Atouts et compétiteurs
Boubou Cissé est un économiste formé en France et un ancien de la Banque mondiale, pour laquelle il a officié à Washington, au Nigeria et au Niger. Son parcours au sommet de l’État malien entre 2013 et 2020 lui a notamment permis de développer un réseau de relations au sein de la communauté internationale, à commencer par la sous-région, où il a multiplié les déplacements ces dernières semaines, de Niamey à Ouagadougou, en passant par Abidjan. .
Cependant, même s’il était désigné par l’URD et adoubé par la communauté internationale, l’ancien Premier ministre devra prendre en compte deux grands électeurs : les religieux et l’armée. Il aurait déjà établi des contacts avec l’actuel Président du Haut conseil islamique, Chérif Ousmane Madani Haïdara, qui, de source sûre, donnera une consigne de vote pour la prochaine présidentielle. Il a également de bonnes relations avec le Chérif de Nioro. Quant aux nouvelles autorités militaires, Boubou Cissé devra multiplier les efforts pour bénéficier de leur bénédiction. Au delà de tous ces paramètres, le possible porte-étendard de l’URD devra se frotter à d’anciens candidats, tels qu’Aliou Boubacar Diallo, Cheick Modibo Diarra et Housseyni Amion Guindo, respectivement arrivés 3ème, 4ème et 5ème en 2018, mais aussi Moussa Mara. Bien qu’aucun d’entre eux n’ai dépassé le score de 8%, le dernier Premier ministre d’IBK a-t-il des chances de l’emporter parce qu’il porte la bannière URD ? « Cela dépendra de la capacité de mobilisation et de réorganisation du parti. Parce que l’URD vient de sortir d’une situation dramatique avec le décès de son président. Il n’est pas évident que la machine soit organisée et ordonnée pour pouvoir porter quelqu’un à la tête du pays aujourd’hui.

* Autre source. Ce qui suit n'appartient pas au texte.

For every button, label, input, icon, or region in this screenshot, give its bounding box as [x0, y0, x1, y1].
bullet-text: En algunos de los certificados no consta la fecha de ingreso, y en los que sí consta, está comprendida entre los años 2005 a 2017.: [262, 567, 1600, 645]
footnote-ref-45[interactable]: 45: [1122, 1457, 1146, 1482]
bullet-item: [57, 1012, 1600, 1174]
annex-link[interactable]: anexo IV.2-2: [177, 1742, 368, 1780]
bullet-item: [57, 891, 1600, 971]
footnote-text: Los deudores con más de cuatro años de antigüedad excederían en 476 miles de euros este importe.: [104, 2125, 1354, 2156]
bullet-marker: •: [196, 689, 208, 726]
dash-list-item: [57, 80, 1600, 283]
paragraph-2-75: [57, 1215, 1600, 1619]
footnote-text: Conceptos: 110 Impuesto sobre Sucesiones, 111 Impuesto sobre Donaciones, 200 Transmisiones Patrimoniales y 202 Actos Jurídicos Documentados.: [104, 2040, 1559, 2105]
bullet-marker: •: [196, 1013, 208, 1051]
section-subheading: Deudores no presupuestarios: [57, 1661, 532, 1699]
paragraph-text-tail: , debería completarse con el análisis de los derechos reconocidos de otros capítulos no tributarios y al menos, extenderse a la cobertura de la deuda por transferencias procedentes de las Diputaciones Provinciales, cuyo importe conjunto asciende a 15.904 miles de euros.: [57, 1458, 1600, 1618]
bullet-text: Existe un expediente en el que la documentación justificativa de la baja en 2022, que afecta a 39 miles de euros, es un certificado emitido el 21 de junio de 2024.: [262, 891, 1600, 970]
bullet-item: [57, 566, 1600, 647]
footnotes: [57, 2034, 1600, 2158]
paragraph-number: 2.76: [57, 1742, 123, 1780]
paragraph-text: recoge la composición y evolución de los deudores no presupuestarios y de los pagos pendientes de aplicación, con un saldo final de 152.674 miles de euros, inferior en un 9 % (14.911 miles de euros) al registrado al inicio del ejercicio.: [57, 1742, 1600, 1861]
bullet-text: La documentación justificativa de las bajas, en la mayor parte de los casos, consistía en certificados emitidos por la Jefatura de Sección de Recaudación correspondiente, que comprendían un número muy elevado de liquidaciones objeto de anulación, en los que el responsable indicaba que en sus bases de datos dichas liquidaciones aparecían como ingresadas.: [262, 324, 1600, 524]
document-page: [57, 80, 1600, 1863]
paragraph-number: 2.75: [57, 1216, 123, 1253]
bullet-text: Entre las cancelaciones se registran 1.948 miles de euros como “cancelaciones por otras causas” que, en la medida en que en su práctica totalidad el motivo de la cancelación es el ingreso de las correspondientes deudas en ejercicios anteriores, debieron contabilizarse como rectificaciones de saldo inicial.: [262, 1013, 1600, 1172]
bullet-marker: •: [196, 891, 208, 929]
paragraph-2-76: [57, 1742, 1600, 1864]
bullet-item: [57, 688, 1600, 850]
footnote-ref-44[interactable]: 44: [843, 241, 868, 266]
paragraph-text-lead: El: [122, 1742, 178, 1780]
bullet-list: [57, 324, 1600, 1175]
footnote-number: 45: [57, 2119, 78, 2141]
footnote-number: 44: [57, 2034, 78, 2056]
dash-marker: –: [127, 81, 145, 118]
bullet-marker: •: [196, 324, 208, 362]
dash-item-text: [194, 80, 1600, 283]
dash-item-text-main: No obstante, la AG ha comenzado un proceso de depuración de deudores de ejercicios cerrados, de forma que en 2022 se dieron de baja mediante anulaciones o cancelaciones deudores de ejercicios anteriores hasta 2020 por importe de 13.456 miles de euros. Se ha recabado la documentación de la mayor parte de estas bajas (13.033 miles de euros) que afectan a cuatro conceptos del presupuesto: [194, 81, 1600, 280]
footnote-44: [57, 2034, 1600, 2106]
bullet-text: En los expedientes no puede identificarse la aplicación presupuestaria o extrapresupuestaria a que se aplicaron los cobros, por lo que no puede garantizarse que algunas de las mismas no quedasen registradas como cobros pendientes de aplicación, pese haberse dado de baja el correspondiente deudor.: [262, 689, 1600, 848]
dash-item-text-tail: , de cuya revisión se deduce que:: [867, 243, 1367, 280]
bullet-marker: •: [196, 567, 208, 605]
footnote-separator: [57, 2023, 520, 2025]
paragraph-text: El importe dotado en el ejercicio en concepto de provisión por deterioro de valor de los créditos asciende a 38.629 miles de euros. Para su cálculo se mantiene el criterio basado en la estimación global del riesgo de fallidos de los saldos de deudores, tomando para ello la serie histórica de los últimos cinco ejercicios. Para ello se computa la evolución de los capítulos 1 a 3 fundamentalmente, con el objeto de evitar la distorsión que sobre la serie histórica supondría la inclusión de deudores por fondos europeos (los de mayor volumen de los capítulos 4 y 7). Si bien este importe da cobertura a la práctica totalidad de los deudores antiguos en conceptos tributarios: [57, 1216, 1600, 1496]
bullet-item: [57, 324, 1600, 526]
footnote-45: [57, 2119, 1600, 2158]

Donc le travail qui se pose, c’est un travail d’organisation et de confirmation de son ancrage dans le paysage politique », répond Salia Samaké, qui lui donne peu de chances. Quant à Ballan Diakité, il est plus nuancé : « Ce sera difficile car Boubou Cissé est aussi l’incarnation d’un régime, celui d’IBK. Cette connotation négative d’un régime qui a failli à assurer les fonctions régaliennes de l’Etat va toujours le suivre. Surtout qu’au Mali les gens ne votent pas pour la beauté du programme, mais pour l’image qu’ils ont de vous et aussi en fonction de votre capacité à pouvoir mobiliser les gens, en ayant de l’argent. Je ne pense pas que Boubou soit un homme aussi riche que cela. A moins qu’il se fasse soutenir par des bailleurs de fonds et je pense que là il a les moyens nécessaires pour pouvoir bénéficier d’un appui financier de la part de ses partenaires. Sur le plan de la connaissance du terrain politique, d’autres sont plus avancés que lui, mais la connaissance du terrain est fonction de la représentation du parti au niveau national. Et son parti est vraiment représenté au niveau national. Je pense qu’il a 50% de chances de réussir.»